"Странники" - читать интересную книгу автора (Шишков Вячеслав Яковлевич)

16. МЕШОЧНЫЙ ПРОМЫСЕЛ. ЧЕРТИ

Амелька прибежал домой и никому ни слова. У него дрожали кисти рук, он как-то устало улыбался, а ночью бредил: ловкое притворство все-таки взвинтило его нервы.

Утром ребята закричали:

— Карась пришел!

Одноглазый мальчонка, бывший сподручный Амельки, вошел в трущобу молча, ни с кем не поздоровался и сразу же стал шарить по углам:

— Пошамать бы, — сказал он тихим голосом, — оголодал без вас.

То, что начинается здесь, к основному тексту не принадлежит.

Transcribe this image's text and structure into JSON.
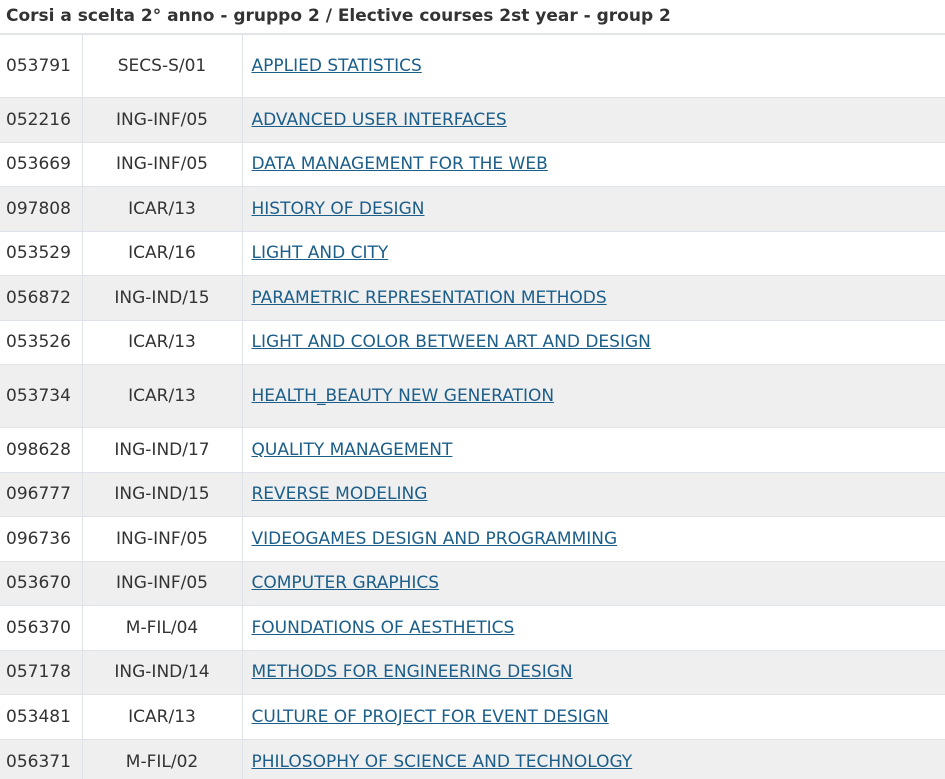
{
  "header": {
    "title": "Corsi a scelta 2° anno - gruppo 2 / Elective courses 2st year - group 2"
  },
  "table": {
    "rows": [
      [
        "053791",
        "SECS-S/01",
        "APPLIED STATISTICS"
      ],
      [
        "052216",
        "ING-INF/05",
        "ADVANCED USER INTERFACES"
      ],
      [
        "053669",
        "ING-INF/05",
        "DATA MANAGEMENT FOR THE WEB"
      ],
      [
        "097808",
        "ICAR/13",
        "HISTORY OF DESIGN"
      ],
      [
        "053529",
        "ICAR/16",
        "LIGHT AND CITY"
      ],
      [
        "056872",
        "ING-IND/15",
        "PARAMETRIC REPRESENTATION METHODS"
      ],
      [
        "053526",
        "ICAR/13",
        "LIGHT AND COLOR BETWEEN ART AND DESIGN"
      ],
      [
        "053734",
        "ICAR/13",
        "HEALTH_BEAUTY NEW GENERATION"
      ],
      [
        "098628",
        "ING-IND/17",
        "QUALITY MANAGEMENT"
      ],
      [
        "096777",
        "ING-IND/15",
        "REVERSE MODELING"
      ],
      [
        "096736",
        "ING-INF/05",
        "VIDEOGAMES DESIGN AND PROGRAMMING"
      ],
      [
        "053670",
        "ING-INF/05",
        "COMPUTER GRAPHICS"
      ],
      [
        "056370",
        "M-FIL/04",
        "FOUNDATIONS OF AESTHETICS"
      ],
      [
        "057178",
        "ING-IND/14",
        "METHODS FOR ENGINEERING DESIGN"
      ],
      [
        "053481",
        "ICAR/13",
        "CULTURE OF PROJECT FOR EVENT DESIGN"
      ],
      [
        "056371",
        "M-FIL/02",
        "PHILOSOPHY OF SCIENCE AND TECHNOLOGY"
      ]
    ]
  }
}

Ему дали огрызок булки, колбасы. Единственный глаз его заблестел звериной жадностью, белые зубы с наслаждением рвали пищу. Утолив голод, он сказал:

— Уфф!.. Ребята, там, на улке, «красивый» ждет. Инженер Вошкин отворил дверь и позвал:

— «Красивый», хряй…

Озираясь на тьму прищуренными глазами, несмело вошел прилично одетый мальчик и остановился у порога, держа в руке зимнюю, с наушниками, шапку. На нем опрятное пальто темно-синего сукна и прочные сапоги.

Филька удивился: почему ж это назвали мальчишку «красивым», когда у него приплюснутый нос, толстогубый рот, раскосые китайские глаза и оттопыренные, как у барана, уши?

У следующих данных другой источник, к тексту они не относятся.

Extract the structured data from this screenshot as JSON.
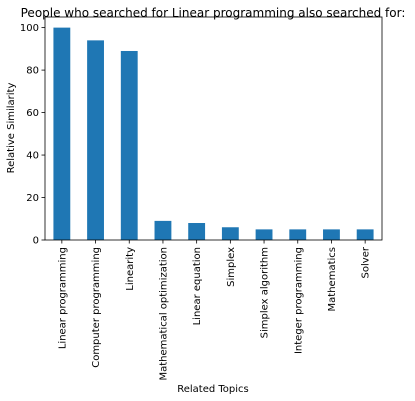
{
  "chart_data": {
    "type": "bar",
    "title": "People who searched for Linear programming also searched for:",
    "xlabel": "Related Topics",
    "ylabel": "Relative Similarity",
    "categories": [
      "Linear programming",
      "Computer programming",
      "Linearity",
      "Mathematical optimization",
      "Linear equation",
      "Simplex",
      "Simplex algorithm",
      "Integer programming",
      "Mathematics",
      "Solver"
    ],
    "values": [
      100,
      94,
      89,
      9,
      8,
      6,
      5,
      5,
      5,
      5
    ],
    "ylim": [
      0,
      105
    ],
    "yticks": [
      0,
      20,
      40,
      60,
      80,
      100
    ],
    "grid": false,
    "legend": false,
    "bar_color": "#1f77b4"
  }
}
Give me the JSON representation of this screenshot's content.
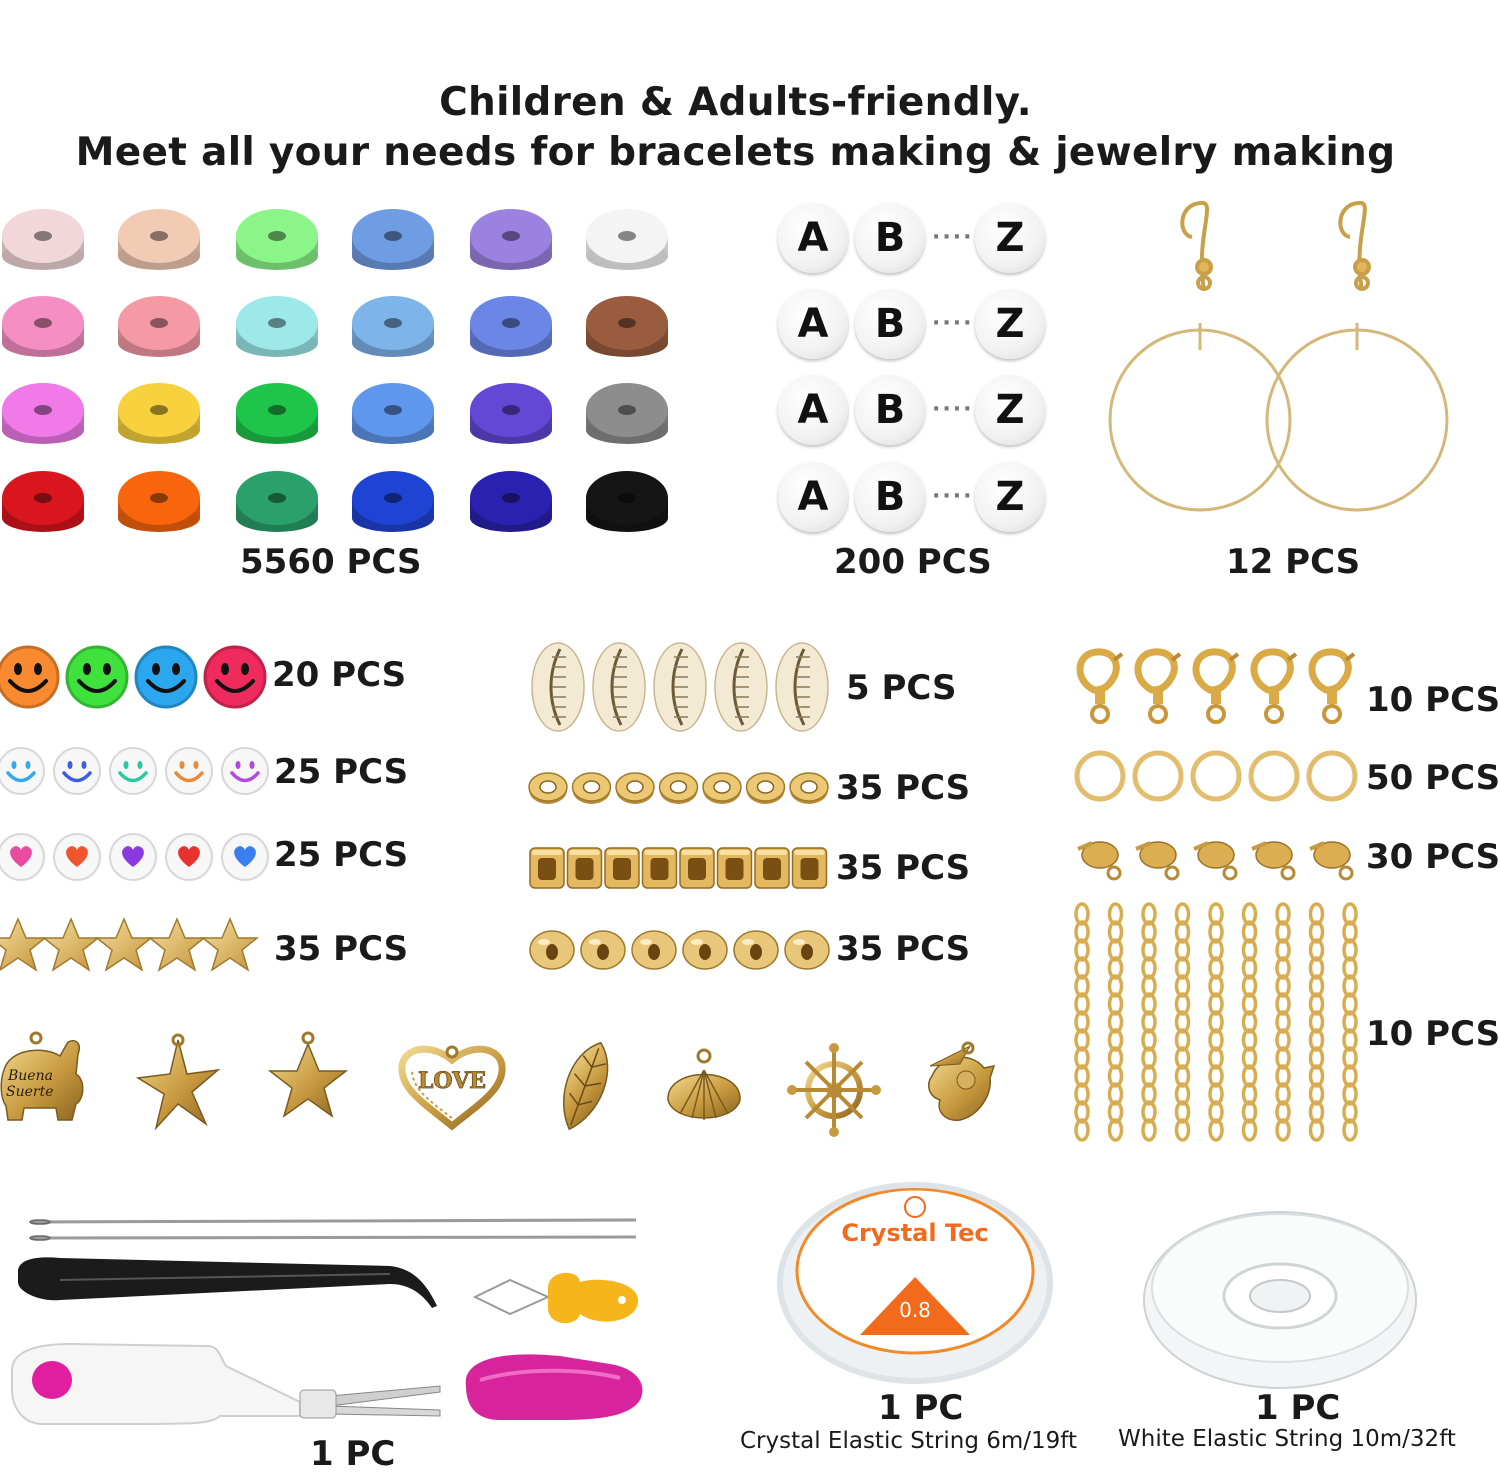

— Из какого дома? — спросил Амелька.

— Из Розы Люксембург.

— На зиму глядя только дураки бегают, — сказал Амелька.

«Красивый» вынул носовой платок, стряхнул им мусор со скамейки, сел, ответил пискливо:

— Заведующий очень балда. Очень трудные задачи из арифметики. А с зимы хотят немецкий язык… Ну их к монаху! Я по воле стосковался. Кругом солнышко светит, потом снежок полетит. Я сижу под окном, сижу и гляжу: разные люди ходят, собачонки, барышни, а я сижу, все гляжу да песни пою: «В неволе сижу, на волю гляжу, а сердце так жаждет свободы». И до черта захотелось, ребята, в Крым, на курорт. Вот бежал.

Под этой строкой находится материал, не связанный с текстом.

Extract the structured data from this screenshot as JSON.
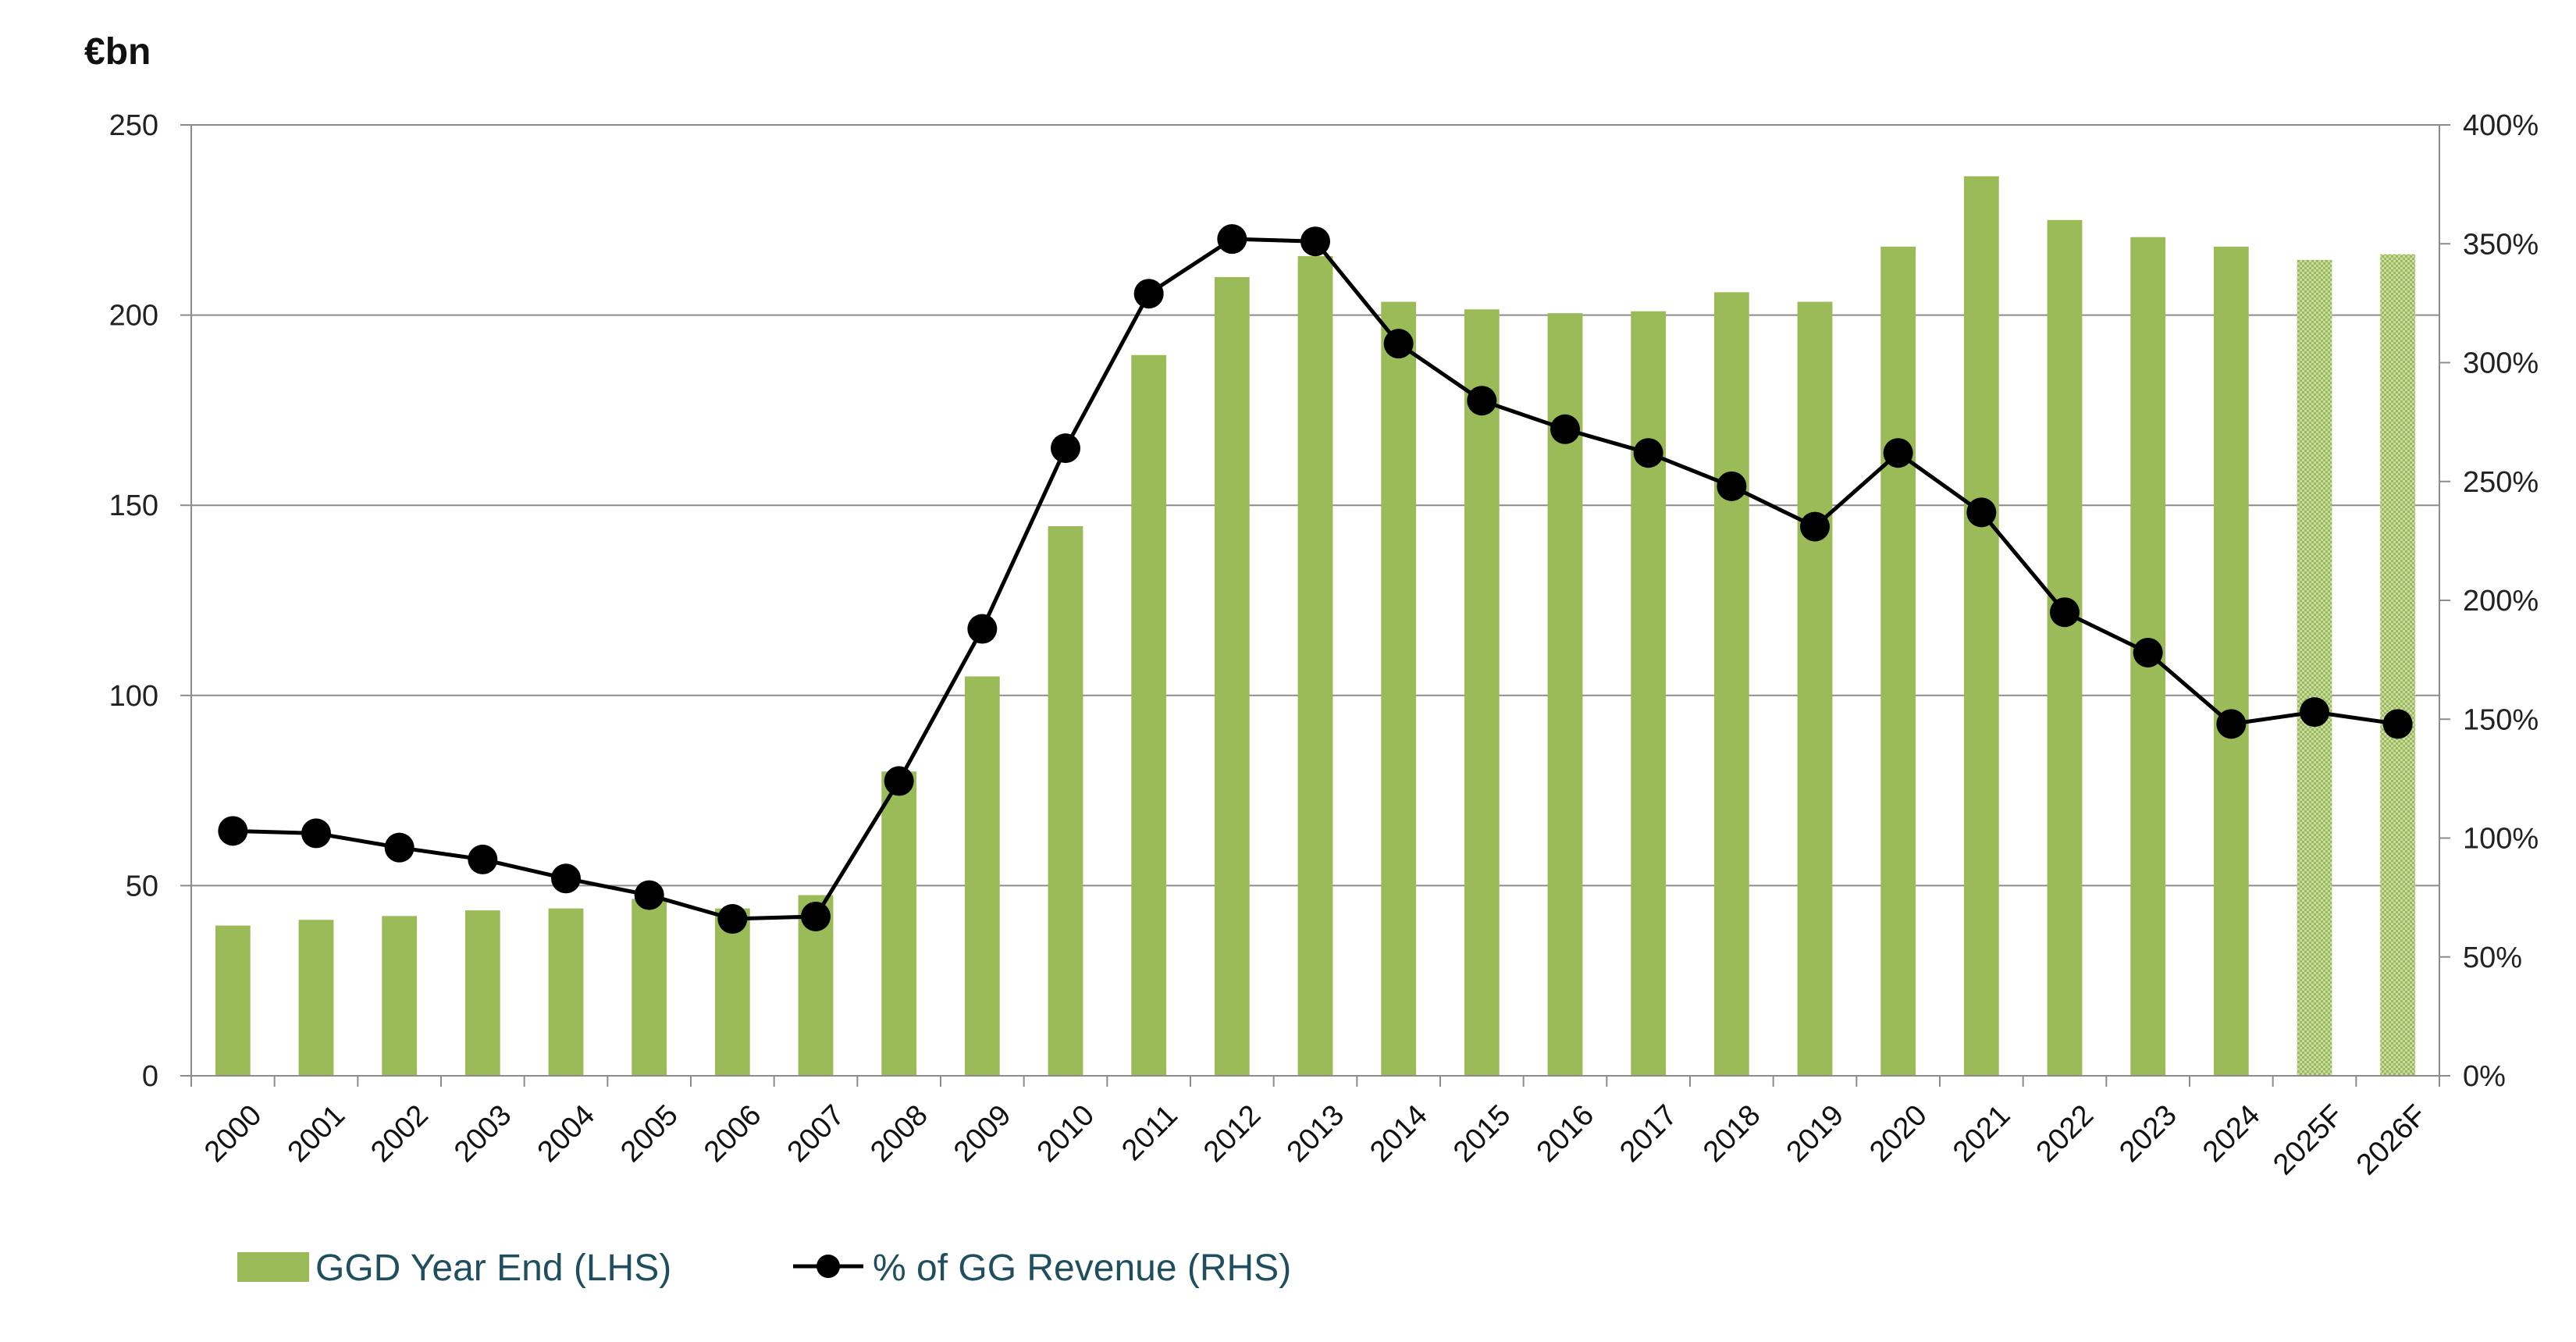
{
  "chart_data": {
    "type": "bar+line",
    "title": "",
    "unit_label": "€bn",
    "categories": [
      "2000",
      "2001",
      "2002",
      "2003",
      "2004",
      "2005",
      "2006",
      "2007",
      "2008",
      "2009",
      "2010",
      "2011",
      "2012",
      "2013",
      "2014",
      "2015",
      "2016",
      "2017",
      "2018",
      "2019",
      "2020",
      "2021",
      "2022",
      "2023",
      "2024",
      "2025F",
      "2026F"
    ],
    "series": [
      {
        "name": "GGD Year End (LHS)",
        "type": "bar",
        "axis": "left",
        "color": "#9bbb59",
        "forecast_from_index": 25,
        "values": [
          39.5,
          41,
          42,
          43.5,
          44,
          46.5,
          44,
          47.5,
          80,
          105,
          144.5,
          189.5,
          210,
          215.5,
          203.5,
          201.5,
          200.5,
          201,
          206,
          203.5,
          218,
          236.5,
          225,
          220.5,
          218,
          214.5,
          216
        ]
      },
      {
        "name": "% of GG Revenue (RHS)",
        "type": "line",
        "axis": "right",
        "color": "#000000",
        "values": [
          103,
          102,
          96,
          91,
          83,
          76,
          66,
          67,
          124,
          188,
          264,
          329,
          352,
          351,
          308,
          284,
          272,
          262,
          248,
          231,
          262,
          237,
          195,
          178,
          148,
          153,
          148
        ]
      }
    ],
    "y_left": {
      "min": 0,
      "max": 250,
      "ticks": [
        "0",
        "50",
        "100",
        "150",
        "200",
        "250"
      ]
    },
    "y_right": {
      "min": 0,
      "max": 400,
      "ticks": [
        "0%",
        "50%",
        "100%",
        "150%",
        "200%",
        "250%",
        "300%",
        "350%",
        "400%"
      ]
    },
    "grid": "horizontal",
    "legend_position": "bottom-left"
  }
}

Все сочувственно захохотали. Амелька подмигнул своим:

— Нашего полку прибыло. Мы — туда же. Карась, зарегистрируй гопника. Амуницию выдай, чтоб по форме, с кандибобером, высший сорт. — Амелька ухмыльчиво прищурился на «красивого», весело сморкнулся на пол и добавил: — А шкурку евоную вместе с сапогами Матрешихе на толчок снеси, да не продешеви, а то пятки к затылку подтяну.


* * *

Вечером Амелька сказал:

— А все-таки надо насчет дальнейшей жратвы промыслить… Разве котиков половить?

— Что ж, — встрепенулся Пашка Верблюд и с ожесточением поскреб свой горб. — Дело к зиме, кыскины шкурки с руками оторвут!

— А я, братишки, знаю как… — проговорил Карась. — Другие дураки сначала удавят кошку, а потом обснимывают мертвую. А надо с живых сдирать кожу, как чулок. Кошке тогда сильно больно, поэтому вся шерсть дыбом, и шкура самая добрая получается, с ворсом…

— Нет, братва… Это дело — тьфу! А вот что… — И Амелька начал выкладывать свои соображения.

Его слушали внимательно. «Красивый», одетый теперь в рвань и дырявые валенки, поощрительно кивал Амельке головой.

Вожак Амелька знал, что со станции ежедневно отправляются два состава поездов, груженных белой мукой. Он с братией раздобыл дюжину пустых мешков и ночью повел ребят прочь от вокзала вдоль путей. Когда полотно дороги пошло в гору, Амелька остановился и сказал:

— Тут поезд делает тихий ход. Вошкин, стой здесь, Пашка — еще дальше, Степка — еще дальше. И остальные так же — на пять сажен друг от дружки. Приготовьте ножи. Сбоку вагонов будут висеть мешки — живо срезай, чтобы упали. Только и всего. Один промахнется, другой срежет.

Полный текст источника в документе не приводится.